David Oorbeck, a self-taught weaver and clothing designer, is showing his visitors a handsome sweater with quite a literal pedigree, if you love dogs. “One of my clients, a lovely lady in Marin, had a Samoyed she loved very much,” he explains, beaming because he loves the story. “She groomed him every day since she was a child. And when the dog died a couple of decades ago, she had it sheared and saved the hair. Then she had it spun into yarn. And that’s what I used to weave this sweater.”
This coat was made for a client with the hair of her late
Samoyed. (Photo courtesy of Dro & Tsutomu Designs)
Oorbeck and his business and life partner, Tsutomu Kanaya, have a new retail space at 1021 R St., Suite 106, in the brick building of studios and shops known as Arthouse on R. Their store is called Dro & Tsutomu Designs.
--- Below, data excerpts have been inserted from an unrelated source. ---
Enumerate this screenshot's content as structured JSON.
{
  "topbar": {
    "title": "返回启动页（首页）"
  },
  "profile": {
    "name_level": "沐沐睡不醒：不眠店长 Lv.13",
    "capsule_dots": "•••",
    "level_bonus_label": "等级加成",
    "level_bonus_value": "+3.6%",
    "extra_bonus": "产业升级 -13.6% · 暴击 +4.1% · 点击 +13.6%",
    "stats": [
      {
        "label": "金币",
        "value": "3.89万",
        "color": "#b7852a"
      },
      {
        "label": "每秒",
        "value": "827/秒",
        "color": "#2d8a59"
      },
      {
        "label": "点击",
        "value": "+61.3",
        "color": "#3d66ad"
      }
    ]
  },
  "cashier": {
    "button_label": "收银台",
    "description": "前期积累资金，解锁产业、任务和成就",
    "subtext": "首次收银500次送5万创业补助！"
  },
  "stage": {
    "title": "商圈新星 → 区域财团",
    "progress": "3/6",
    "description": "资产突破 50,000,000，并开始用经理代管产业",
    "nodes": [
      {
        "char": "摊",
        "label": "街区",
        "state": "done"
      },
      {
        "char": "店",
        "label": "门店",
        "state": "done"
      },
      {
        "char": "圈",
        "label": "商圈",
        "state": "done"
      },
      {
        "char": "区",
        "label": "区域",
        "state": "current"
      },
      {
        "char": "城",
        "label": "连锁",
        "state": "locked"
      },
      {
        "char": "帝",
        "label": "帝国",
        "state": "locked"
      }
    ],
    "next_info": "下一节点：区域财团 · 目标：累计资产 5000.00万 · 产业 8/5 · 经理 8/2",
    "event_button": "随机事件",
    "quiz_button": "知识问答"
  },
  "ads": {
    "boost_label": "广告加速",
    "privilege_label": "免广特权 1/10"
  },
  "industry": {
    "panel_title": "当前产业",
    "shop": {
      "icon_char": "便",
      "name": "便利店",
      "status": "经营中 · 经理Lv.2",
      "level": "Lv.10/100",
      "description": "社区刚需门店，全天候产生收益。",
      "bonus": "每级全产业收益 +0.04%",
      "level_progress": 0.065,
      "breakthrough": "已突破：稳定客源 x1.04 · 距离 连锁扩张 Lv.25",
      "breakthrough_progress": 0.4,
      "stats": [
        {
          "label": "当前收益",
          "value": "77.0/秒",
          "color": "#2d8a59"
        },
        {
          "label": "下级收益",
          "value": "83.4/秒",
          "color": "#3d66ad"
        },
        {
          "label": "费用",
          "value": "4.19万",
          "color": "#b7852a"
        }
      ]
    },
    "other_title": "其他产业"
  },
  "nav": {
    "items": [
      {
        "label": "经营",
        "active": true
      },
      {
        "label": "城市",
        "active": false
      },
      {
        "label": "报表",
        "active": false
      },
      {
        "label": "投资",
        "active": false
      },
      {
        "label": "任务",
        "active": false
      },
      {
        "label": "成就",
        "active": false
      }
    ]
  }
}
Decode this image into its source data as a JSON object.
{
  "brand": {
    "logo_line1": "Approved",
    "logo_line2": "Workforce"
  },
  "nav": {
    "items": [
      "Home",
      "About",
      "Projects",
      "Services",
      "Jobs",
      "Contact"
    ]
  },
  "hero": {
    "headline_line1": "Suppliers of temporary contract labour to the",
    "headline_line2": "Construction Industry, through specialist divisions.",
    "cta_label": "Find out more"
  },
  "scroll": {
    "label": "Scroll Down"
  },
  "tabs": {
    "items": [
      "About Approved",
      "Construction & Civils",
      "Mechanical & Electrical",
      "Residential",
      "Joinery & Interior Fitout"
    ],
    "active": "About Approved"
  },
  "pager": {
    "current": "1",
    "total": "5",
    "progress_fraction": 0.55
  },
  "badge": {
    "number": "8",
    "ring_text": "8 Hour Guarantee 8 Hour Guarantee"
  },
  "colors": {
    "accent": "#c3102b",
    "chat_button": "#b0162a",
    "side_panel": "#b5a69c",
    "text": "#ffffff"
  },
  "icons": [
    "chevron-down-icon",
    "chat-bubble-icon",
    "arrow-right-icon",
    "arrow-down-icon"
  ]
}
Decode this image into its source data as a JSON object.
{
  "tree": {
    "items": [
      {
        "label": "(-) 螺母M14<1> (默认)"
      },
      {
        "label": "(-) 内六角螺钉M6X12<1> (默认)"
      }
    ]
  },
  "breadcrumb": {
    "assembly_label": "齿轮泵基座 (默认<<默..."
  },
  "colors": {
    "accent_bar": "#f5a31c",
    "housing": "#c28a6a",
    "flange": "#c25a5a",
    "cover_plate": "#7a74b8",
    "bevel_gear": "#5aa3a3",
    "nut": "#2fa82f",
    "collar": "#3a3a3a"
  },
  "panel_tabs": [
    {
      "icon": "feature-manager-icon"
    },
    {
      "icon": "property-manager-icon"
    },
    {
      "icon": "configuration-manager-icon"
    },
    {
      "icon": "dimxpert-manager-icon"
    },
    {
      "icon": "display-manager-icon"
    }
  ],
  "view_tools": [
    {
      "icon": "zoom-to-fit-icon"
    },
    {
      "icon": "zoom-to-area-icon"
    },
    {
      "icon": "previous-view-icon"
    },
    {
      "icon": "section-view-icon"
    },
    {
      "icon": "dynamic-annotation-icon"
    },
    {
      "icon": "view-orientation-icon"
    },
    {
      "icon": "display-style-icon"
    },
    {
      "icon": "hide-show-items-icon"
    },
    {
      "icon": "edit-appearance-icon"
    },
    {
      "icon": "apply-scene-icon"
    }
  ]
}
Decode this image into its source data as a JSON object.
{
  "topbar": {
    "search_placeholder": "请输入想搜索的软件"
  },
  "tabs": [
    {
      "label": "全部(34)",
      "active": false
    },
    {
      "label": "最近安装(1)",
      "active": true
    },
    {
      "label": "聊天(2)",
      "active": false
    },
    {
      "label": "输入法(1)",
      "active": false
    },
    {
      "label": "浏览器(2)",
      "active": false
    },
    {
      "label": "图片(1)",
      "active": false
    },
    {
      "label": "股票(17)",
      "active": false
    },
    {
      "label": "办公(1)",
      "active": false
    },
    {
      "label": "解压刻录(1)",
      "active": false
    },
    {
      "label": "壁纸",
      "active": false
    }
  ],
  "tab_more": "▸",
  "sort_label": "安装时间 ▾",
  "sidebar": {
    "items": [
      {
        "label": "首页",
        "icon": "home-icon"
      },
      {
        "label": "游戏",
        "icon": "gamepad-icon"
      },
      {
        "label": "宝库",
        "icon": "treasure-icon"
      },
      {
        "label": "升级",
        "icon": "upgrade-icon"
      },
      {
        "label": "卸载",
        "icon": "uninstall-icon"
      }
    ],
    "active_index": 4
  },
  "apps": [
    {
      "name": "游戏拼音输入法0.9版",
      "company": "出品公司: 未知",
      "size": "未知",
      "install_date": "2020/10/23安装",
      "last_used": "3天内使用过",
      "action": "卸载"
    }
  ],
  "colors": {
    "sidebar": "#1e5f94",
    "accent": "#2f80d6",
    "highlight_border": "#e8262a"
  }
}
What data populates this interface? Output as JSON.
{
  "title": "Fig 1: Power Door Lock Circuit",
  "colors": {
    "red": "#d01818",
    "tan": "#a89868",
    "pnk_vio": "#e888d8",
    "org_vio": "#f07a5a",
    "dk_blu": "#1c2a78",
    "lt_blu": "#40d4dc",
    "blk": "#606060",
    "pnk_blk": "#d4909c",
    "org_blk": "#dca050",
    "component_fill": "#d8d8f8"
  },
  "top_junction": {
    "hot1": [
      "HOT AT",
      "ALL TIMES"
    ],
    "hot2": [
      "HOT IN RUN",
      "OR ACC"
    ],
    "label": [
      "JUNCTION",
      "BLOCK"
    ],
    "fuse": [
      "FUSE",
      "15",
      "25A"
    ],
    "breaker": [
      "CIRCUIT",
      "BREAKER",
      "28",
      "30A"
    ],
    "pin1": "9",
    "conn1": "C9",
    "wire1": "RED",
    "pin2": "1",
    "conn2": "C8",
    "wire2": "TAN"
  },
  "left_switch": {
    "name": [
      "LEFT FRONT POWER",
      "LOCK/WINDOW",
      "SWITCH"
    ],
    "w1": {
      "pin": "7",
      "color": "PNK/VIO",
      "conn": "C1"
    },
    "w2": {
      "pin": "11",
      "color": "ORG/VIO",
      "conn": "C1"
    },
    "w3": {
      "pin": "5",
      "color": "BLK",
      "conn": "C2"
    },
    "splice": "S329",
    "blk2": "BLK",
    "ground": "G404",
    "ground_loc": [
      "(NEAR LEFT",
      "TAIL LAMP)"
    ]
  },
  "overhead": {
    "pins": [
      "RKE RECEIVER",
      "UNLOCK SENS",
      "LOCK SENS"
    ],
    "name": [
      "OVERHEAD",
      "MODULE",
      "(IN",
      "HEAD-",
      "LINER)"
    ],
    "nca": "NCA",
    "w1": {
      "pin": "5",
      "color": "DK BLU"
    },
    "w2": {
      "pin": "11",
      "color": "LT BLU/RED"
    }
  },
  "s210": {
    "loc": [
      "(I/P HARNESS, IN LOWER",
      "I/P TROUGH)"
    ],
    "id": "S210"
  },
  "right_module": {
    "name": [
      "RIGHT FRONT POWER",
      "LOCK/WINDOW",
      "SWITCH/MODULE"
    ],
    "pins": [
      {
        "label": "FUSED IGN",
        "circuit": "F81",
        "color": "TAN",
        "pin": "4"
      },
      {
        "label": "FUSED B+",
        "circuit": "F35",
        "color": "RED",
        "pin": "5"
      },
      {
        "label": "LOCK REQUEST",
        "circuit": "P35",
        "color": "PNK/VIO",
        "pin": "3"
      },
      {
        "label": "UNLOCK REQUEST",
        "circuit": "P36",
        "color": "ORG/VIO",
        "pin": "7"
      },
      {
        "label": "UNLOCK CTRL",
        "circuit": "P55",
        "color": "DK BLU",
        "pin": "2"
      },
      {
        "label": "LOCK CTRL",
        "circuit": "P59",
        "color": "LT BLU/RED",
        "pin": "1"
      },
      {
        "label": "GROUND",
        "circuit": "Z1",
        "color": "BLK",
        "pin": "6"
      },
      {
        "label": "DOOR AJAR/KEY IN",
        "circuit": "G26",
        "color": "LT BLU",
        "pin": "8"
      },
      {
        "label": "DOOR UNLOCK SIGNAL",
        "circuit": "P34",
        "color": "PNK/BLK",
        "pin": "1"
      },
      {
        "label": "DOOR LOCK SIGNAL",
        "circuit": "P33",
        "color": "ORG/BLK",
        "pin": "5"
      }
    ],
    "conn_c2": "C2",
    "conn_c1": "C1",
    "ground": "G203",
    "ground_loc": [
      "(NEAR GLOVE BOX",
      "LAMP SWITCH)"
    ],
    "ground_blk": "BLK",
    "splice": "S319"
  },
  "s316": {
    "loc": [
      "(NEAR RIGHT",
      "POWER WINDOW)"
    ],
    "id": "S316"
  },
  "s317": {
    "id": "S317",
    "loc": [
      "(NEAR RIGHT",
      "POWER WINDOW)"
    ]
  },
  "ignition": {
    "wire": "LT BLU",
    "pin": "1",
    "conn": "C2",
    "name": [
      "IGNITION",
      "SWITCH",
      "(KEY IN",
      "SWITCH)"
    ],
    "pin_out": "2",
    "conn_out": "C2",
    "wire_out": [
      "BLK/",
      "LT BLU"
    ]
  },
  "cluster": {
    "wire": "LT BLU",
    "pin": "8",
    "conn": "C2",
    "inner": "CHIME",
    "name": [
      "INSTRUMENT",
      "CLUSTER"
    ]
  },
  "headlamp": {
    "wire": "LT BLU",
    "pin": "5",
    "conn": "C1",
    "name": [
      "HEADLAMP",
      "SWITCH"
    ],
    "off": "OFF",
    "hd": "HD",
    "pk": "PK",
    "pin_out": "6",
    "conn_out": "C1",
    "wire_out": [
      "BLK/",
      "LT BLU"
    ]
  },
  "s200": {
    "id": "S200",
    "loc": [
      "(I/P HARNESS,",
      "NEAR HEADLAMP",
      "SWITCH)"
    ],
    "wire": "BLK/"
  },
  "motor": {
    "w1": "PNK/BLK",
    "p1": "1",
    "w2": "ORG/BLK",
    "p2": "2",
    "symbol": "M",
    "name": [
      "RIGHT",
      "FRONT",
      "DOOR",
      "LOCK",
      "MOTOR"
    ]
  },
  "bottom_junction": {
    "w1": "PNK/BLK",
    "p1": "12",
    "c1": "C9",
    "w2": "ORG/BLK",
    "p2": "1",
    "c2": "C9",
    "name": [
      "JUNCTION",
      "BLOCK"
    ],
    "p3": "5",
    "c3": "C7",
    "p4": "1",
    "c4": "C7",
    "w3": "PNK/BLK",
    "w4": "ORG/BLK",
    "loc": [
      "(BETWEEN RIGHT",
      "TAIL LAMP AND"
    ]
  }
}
For Kanaya, handcrafting — including jewelry, scarves and patchwork quilts — is, he says, “a form of meditation.” Growing up in Fukuoka, Japan’s sixth-largest city, he credits his mother, who was well known in her region for creating handsewn kimonos, for his gentle, positive artistry — adjectives that may sound surprising when you learn that she hailed from a family of samurai, the country’s traditional warrior class.
A couple since 1996, Oorbeck and Kanaya plied their art on a consignment basis in San Francisco’s Hayes Valley neighborhood, a bastion of boutiques and studios that was laid low by the COVID pandemic. Coming out of that short but deadly era, Oorbeck says the two decided to open their own store. But the rent being asked, even after COVID closed so many places, was “ridiculous.”
He says that some artist friends of theirs told them about Sacramento — that it was affordable and contained consumers “as attracted to creativity as in the Bay Area.”
Tsutomu Kanaya displays one of his obsidian necklaces. (Photo by
Cynthia J. Larsen)
The store also sells handmade jewelry, featuring gemstones, beads and obsidian necklaces. Oorbeck and Kanaya opened their store only a few months ago and already have been commissioned to do some large-scale works, like carpets.
“We’re not putting on a huge storefront or showroom,” says Oorbeck, the boisterous Penn to Kanaya’s soft-spoken Teller. “But we love explaining what we do to people.”